Dosimetric impact of stopping power for human bone porosity with dual-energy computed tomography in scanned carbon-ion therapy treatment planning

Abstract

Few reports have documented how the accuracy of stopping power ratio (SPR) prediction for porous bone tissue affects the dose distribution of scanned carbon-ion beam therapy. The estimated SPR based on single-energy computed tomography (SECT) and dual-energy CT (DECT) were compared for the femur of a Rando phantom which simulates the porosity of human bone, NEOBONE which is the hydroxyapatite synthetic bone substitute, and soft tissue samples.
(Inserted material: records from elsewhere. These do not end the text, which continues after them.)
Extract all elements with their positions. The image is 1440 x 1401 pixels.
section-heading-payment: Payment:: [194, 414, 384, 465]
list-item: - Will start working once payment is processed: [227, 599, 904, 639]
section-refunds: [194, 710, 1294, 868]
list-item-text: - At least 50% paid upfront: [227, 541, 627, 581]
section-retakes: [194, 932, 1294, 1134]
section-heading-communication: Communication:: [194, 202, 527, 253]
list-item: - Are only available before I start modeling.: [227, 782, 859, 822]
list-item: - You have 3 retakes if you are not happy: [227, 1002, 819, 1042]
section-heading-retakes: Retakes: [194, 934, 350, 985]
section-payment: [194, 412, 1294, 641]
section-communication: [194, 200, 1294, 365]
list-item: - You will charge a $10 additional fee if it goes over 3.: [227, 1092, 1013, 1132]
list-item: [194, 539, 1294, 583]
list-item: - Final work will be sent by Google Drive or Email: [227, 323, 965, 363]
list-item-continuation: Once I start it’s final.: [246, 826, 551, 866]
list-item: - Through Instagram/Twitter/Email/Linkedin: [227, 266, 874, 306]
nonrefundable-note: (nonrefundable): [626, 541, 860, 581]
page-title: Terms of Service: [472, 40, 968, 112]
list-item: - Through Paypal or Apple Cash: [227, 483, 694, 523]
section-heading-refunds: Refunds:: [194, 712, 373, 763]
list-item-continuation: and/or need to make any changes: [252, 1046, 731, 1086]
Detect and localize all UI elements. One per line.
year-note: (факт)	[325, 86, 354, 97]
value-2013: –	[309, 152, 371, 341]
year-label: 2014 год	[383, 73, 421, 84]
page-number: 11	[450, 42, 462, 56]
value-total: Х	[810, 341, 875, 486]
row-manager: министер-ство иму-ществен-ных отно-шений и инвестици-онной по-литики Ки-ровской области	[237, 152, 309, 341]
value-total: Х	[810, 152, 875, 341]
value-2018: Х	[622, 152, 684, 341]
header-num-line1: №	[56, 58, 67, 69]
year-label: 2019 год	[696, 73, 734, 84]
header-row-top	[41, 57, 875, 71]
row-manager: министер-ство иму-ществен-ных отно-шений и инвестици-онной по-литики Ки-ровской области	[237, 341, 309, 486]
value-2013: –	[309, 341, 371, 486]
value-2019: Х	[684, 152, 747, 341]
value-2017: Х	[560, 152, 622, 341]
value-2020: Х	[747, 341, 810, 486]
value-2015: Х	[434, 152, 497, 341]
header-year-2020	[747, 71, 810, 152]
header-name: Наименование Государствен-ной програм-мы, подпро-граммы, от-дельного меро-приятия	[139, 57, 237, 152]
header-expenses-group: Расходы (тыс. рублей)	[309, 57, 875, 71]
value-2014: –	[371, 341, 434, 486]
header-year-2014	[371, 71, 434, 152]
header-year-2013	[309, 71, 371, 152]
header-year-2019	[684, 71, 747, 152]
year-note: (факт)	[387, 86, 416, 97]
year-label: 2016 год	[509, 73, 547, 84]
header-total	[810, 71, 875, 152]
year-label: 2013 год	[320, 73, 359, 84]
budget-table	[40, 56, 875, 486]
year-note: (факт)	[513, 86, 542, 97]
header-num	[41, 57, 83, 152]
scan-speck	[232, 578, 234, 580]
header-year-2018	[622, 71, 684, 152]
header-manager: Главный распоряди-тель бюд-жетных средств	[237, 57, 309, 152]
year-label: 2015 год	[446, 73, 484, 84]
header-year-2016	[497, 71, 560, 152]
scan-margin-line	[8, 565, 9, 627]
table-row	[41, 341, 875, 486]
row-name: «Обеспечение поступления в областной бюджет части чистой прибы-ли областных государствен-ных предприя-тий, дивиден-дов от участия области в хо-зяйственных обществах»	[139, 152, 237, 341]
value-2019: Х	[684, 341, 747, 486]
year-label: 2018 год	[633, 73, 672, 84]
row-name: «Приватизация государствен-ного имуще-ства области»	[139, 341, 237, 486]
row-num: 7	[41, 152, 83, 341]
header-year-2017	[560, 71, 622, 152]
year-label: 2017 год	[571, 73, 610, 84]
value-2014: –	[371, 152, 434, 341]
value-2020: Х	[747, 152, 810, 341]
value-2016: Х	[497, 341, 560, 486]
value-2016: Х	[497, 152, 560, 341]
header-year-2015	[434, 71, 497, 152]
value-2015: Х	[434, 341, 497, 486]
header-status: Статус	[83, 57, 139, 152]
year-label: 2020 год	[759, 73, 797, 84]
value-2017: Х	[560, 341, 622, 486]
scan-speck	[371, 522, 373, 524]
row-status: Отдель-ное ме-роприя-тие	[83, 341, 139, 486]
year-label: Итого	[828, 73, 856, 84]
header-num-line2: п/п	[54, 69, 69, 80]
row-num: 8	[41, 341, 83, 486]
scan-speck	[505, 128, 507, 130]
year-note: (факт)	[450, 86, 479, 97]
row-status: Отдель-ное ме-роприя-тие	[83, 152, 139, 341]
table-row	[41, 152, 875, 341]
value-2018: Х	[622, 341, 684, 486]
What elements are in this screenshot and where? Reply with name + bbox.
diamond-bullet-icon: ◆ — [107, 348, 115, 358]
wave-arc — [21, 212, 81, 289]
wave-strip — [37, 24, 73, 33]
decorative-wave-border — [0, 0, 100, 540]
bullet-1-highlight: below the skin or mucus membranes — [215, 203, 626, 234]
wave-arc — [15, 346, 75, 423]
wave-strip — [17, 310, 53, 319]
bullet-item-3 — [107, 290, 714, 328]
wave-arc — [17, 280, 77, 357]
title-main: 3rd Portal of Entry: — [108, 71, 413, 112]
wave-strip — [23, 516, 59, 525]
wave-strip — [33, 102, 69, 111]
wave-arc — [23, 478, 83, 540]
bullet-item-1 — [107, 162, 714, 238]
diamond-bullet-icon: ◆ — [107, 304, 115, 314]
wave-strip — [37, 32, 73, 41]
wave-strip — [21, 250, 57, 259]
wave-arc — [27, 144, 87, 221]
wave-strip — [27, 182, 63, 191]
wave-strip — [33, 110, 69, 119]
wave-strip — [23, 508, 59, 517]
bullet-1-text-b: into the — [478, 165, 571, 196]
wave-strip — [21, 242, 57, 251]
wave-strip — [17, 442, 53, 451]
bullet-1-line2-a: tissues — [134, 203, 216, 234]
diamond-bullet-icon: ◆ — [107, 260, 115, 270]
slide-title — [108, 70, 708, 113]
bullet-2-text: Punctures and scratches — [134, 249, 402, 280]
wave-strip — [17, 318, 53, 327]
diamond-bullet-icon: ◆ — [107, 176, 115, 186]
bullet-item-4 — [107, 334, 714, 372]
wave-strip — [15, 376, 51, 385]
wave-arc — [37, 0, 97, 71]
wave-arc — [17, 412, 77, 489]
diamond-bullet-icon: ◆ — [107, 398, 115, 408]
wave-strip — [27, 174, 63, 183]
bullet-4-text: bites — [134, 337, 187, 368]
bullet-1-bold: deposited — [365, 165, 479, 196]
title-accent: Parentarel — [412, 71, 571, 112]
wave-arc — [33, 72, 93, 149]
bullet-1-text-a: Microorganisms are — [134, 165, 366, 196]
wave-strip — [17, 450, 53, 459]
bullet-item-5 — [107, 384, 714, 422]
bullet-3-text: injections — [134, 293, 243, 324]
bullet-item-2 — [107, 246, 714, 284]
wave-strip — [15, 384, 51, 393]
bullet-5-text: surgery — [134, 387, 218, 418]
Dose differences between SECT and DECT were evaluated for a scanned carbon-ion therapy treatment plan for the Rando phantom. The difference in the water equivalent length was measured to extract the SPR of the examined samples. The differences for SPR estimated from the DECT-SPR conversion were small with − 1.8% and − 3.3% for the Rando phantom femur and NEOBONE, respectively, whereas the differences for SECT-SPR were between 7.6 and 70.7%, illustrating a 1.5-mm shift of the range and a dose difference of 13.3% at maximum point in the evaluation of the dose distribution. This study demonstrated that the DECT-SPR conversion method better estimated the SPR of the porosity of bone tissues than SECT-SPR followed by the accurate range of the carbon-ion beams on carbon-ion dose calculations.